Categories: Business

Markets mixed as traders eye high interest rates

NEW YORK (AFP): Global stock markets diverged Friday as investors contemplated central bank signals that interest rates will remain high to combat stubborn inflation.

Wall Street stocks opened higher, but proved unable to hold onto gains amid talk of persistently elevated interest rates.

Steve Sosnick of Interactive Brokers said investor efforts to rally were “understandable” after two straight days of big declines on major US indices.

“Traders are conditioned to try to buy dips, and I think that’s what they tried to do this morning,” said Sosnick. “But there was really no follow through.”

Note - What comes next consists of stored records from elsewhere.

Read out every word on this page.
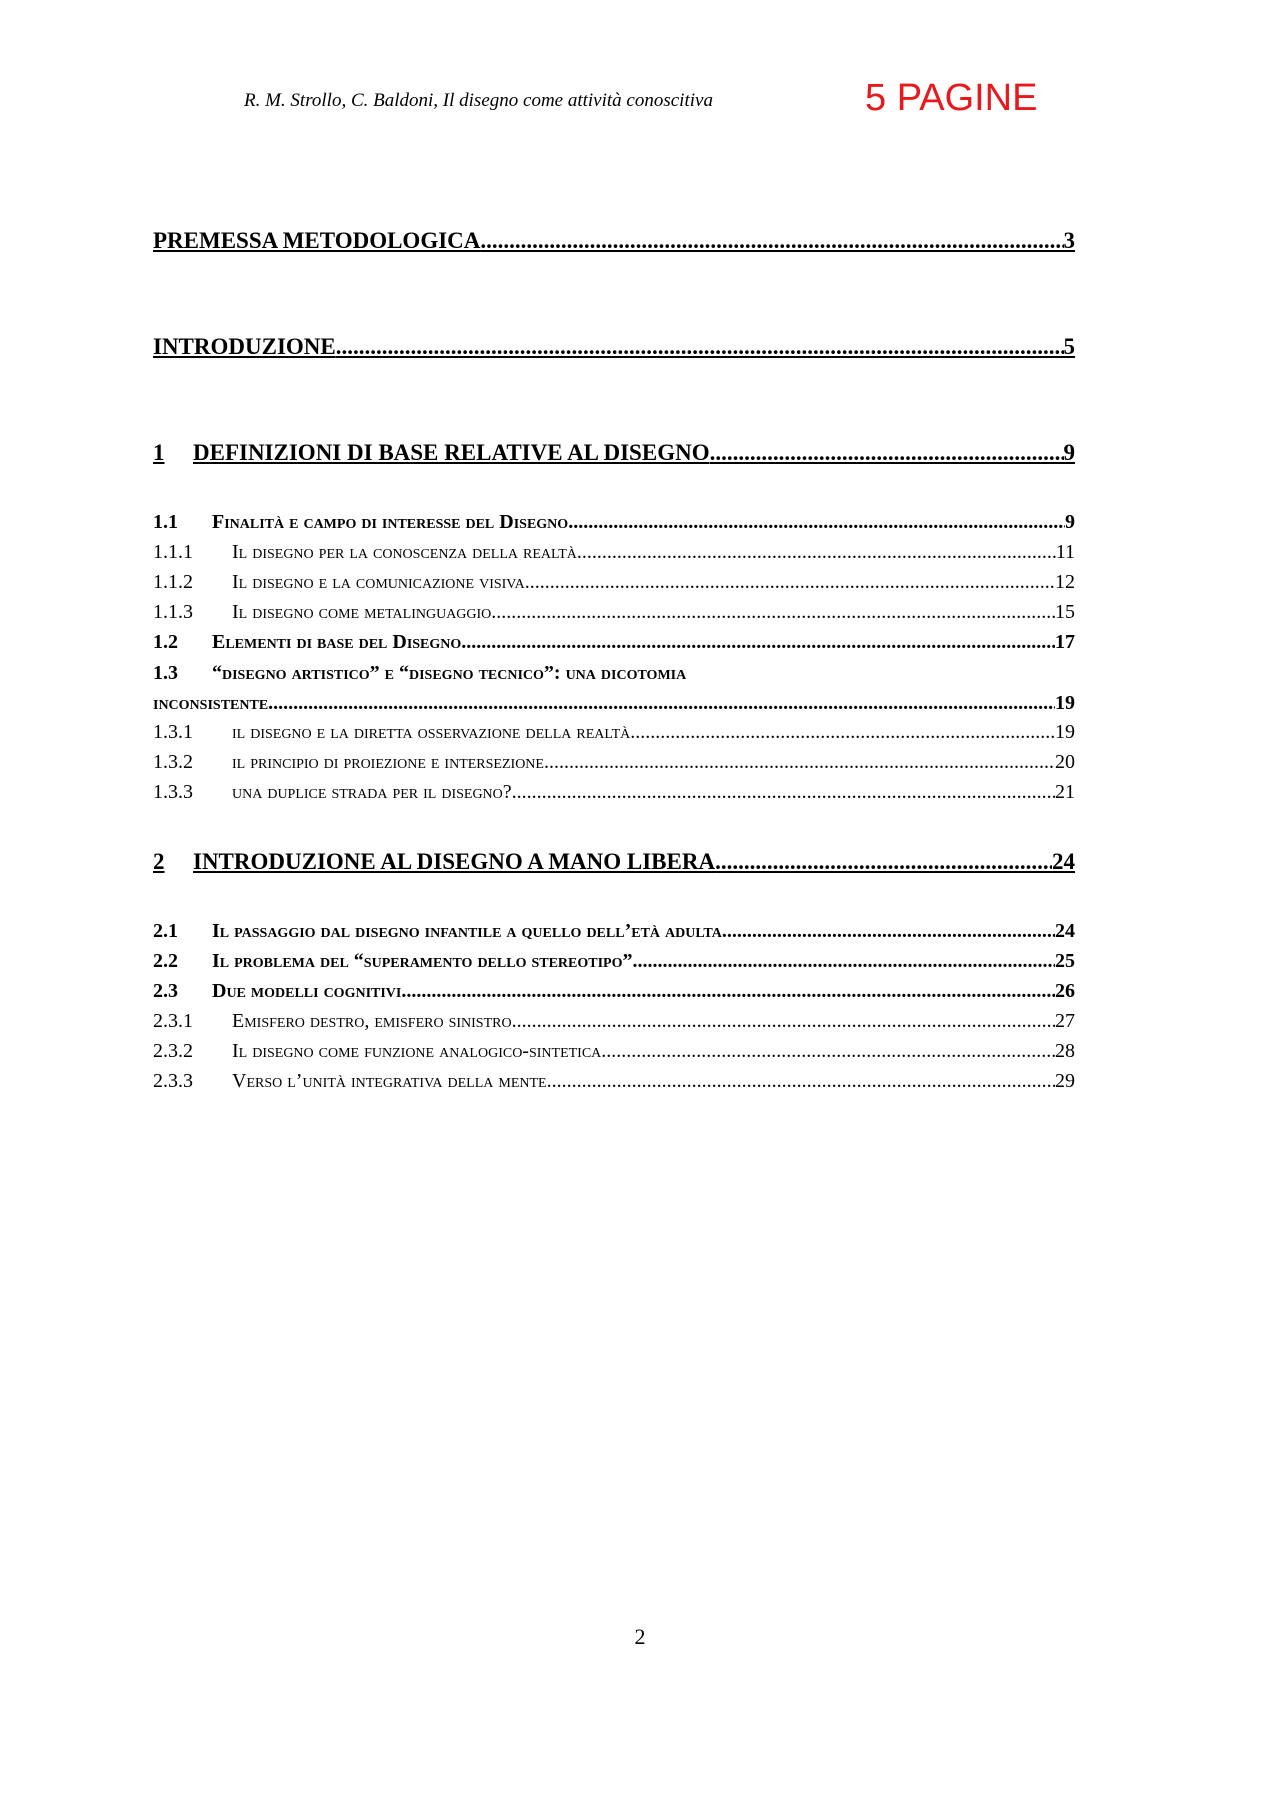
R. M. Strollo, C. Baldoni, Il disegno come attività conoscitiva	5 PAGINE
PREMESSA METODOLOGICA .....	3
INTRODUZIONE .....	5
1	DEFINIZIONI DI BASE RELATIVE AL DISEGNO .....	9
1.1	Finalità e campo di interesse del Disegno .....	9
1.1.1	Il disegno per la conoscenza della realtà .....	11
1.1.2	Il disegno e la comunicazione visiva .....	12
1.1.3	Il disegno come metalinguaggio .....	15
1.2	Elementi di base del Disegno .....	17
1.3	“disegno artistico” e “disegno tecnico”: una dicotomia
inconsistente .....	19
1.3.1	il disegno e la diretta osservazione della realtà .....	19
1.3.2	il principio di proiezione e intersezione .....	20
1.3.3	una duplice strada per il disegno? .....	21
2	INTRODUZIONE AL DISEGNO A MANO LIBERA .....	24
2.1	Il passaggio dal disegno infantile a quello dell’età adulta .....	24
2.2	Il problema del “superamento dello stereotipo” .....	25
2.3	Due modelli cognitivi .....	26
2.3.1	Emisfero destro, emisfero sinistro .....	27
2.3.2	Il disegno come funzione analogico-sintetica .....	28
2.3.3	Verso l’unità integrativa della mente .....	29
2
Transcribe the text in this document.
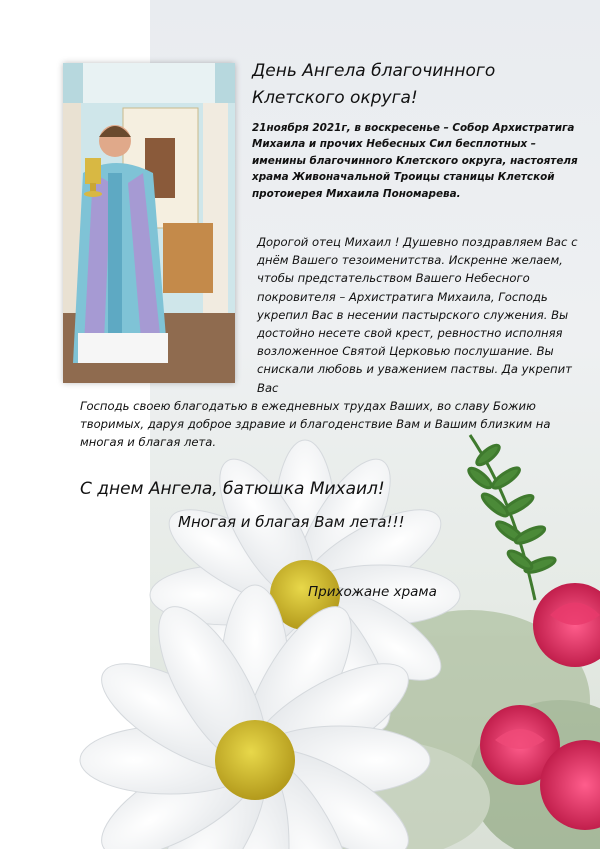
День Ангела благочинного
Клетского округа!
21ноября 2021г, в воскресенье – Собор Архистратига Михаила и прочих Небесных Сил бесплотных – именины благочинного Клетского округа, настоятеля храма Живоначальной Троицы станицы Клетской протоиерея Михаила Пономарева.
Дорогой отец Михаил ! Душевно поздравляем Вас с днём Вашего тезоименитства. Искренне желаем, чтобы предстательством Вашего Небесного покровителя – Архистратига Михаила, Господь укрепил Вас в несении пастырского служения. Вы достойно несете свой крест, ревностно исполняя возложенное Святой Церковью послушание. Вы снискали любовь и уважением паствы. Да укрепит Вас
Господь своею благодатью в ежедневных трудах Ваших, во славу Божию творимых, даруя доброе здравие и благоденствие Вам и Вашим близким на многая и благая лета.
С днем Ангела, батюшка Михаил!
Многая и благая Вам лета!!!
Прихожане храма
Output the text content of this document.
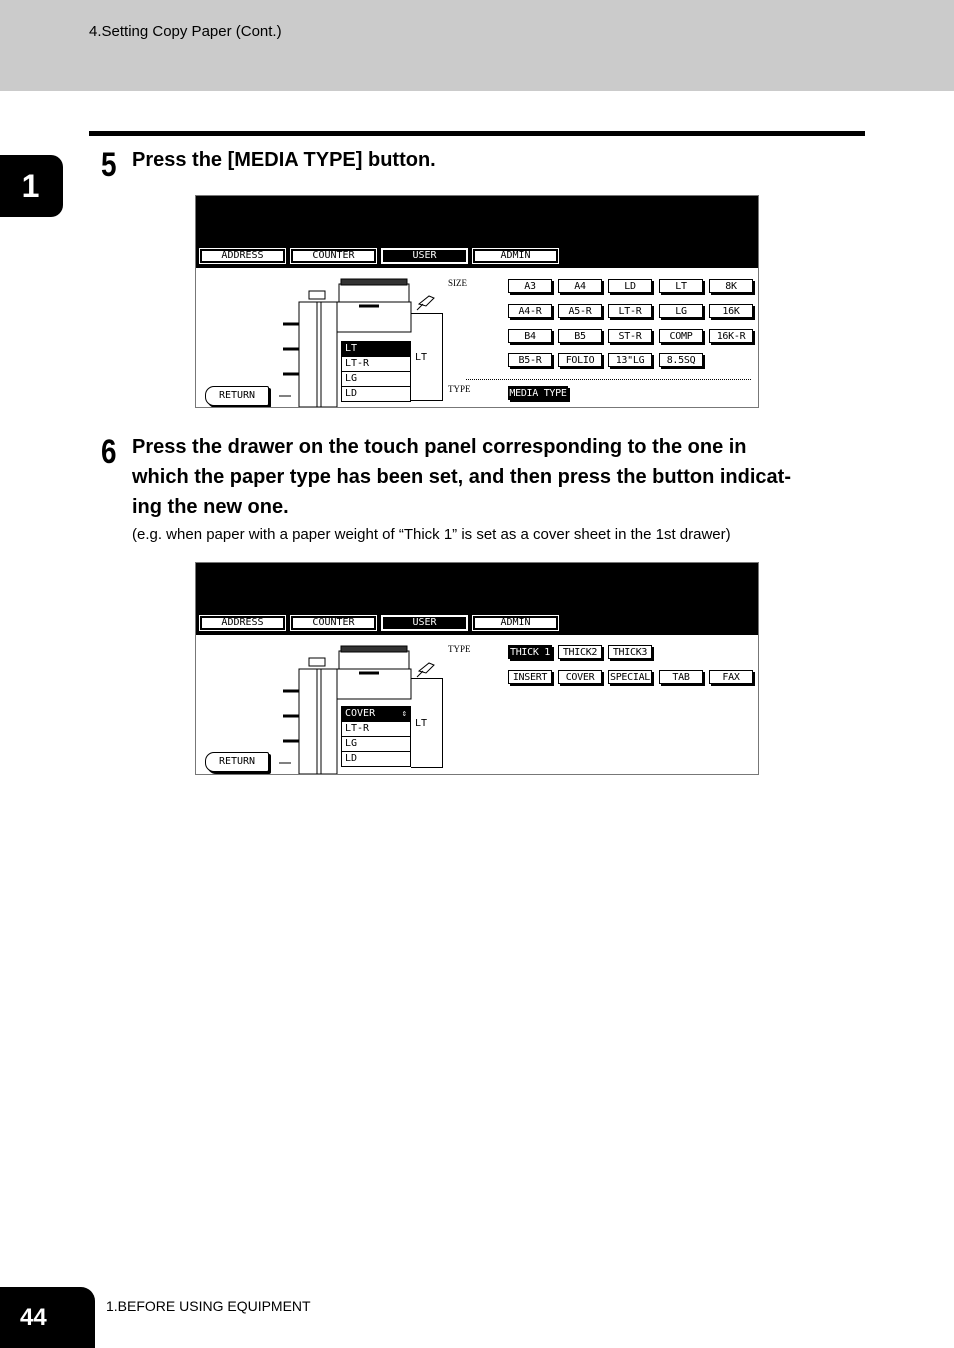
4.Setting Copy Paper (Cont.)
1
5 Press the [MEDIA TYPE] button.
ADDRESS	COUNTER	USER	ADMIN
LT
LT-R
LG
LD
LT
SIZE
TYPE
A3	A4	LD	LT	8K
A4-R	A5-R	LT-R	LG	16K
B4	B5	ST-R	COMP	16K-R
B5-R	FOLIO	13"LG	8.5SQ
MEDIA TYPE
RETURN
6 Press the drawer on the touch panel corresponding to the one in
which the paper type has been set, and then press the button indicat-
ing the new one.
(e.g. when paper with a paper weight of “Thick 1” is set as a cover sheet in the 1st drawer)
ADDRESS	COUNTER	USER	ADMIN
COVER	⇕
LT-R
LG
LD
LT
TYPE	THICK 1	THICK2	THICK3
INSERT	COVER	SPECIAL	TAB	FAX
RETURN
44	1.BEFORE USING EQUIPMENT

The broad-based S&P 500 finished at 4,320.06, down 0.2 percent for the day and 2.9 percent for the week.

US stocks have been playing defense since the Federal Reserve’s Wednesday policy decision.

While the US central bank kept interest rates unchanged, Fed officials signaled they could hike interest rates again in 2023.

The Bank of England on Thursday also decided against hiking its interest rate for a 15th time in a row, leaving it at 5.25 percent, the highest level since 2008.

“The no action is quite premature,” Ipek Ozkardeskaya of Swissquote said.

London’s stock market rose Friday but the British pound dipped against the dollar.

“Whatever the Brits will import from now will cost them more than during the last months, when the pound was appreciating,” Ozkardeskaya said, adding that another rate hike is likely on the horizon.

Major eurozone indices closed lower, however, as a key survey showed eurozone economic activity shrank further in September but at a slower rate.

In Asia on Friday, the Bank of Japan stuck to its long-term program of sub-zero borrowing costs.

It comes as BoJ officials face increasing pressure to turn more hawkish as the yen weakens and after fresh data showed inflation remains stubbornly high.

Policymakers have for several months hinted that they are willing to adopt a more normalized policy, such as minor tweaks to its yield curve control scheme, which sees the bank control the band within which government bonds are allowed to move.

But there are growing calls for it to move quicker, and they will not have been tempered by data Friday showing the consumer prices — excluding food and energy — jumped 4.3 percent in August, a three-decade high.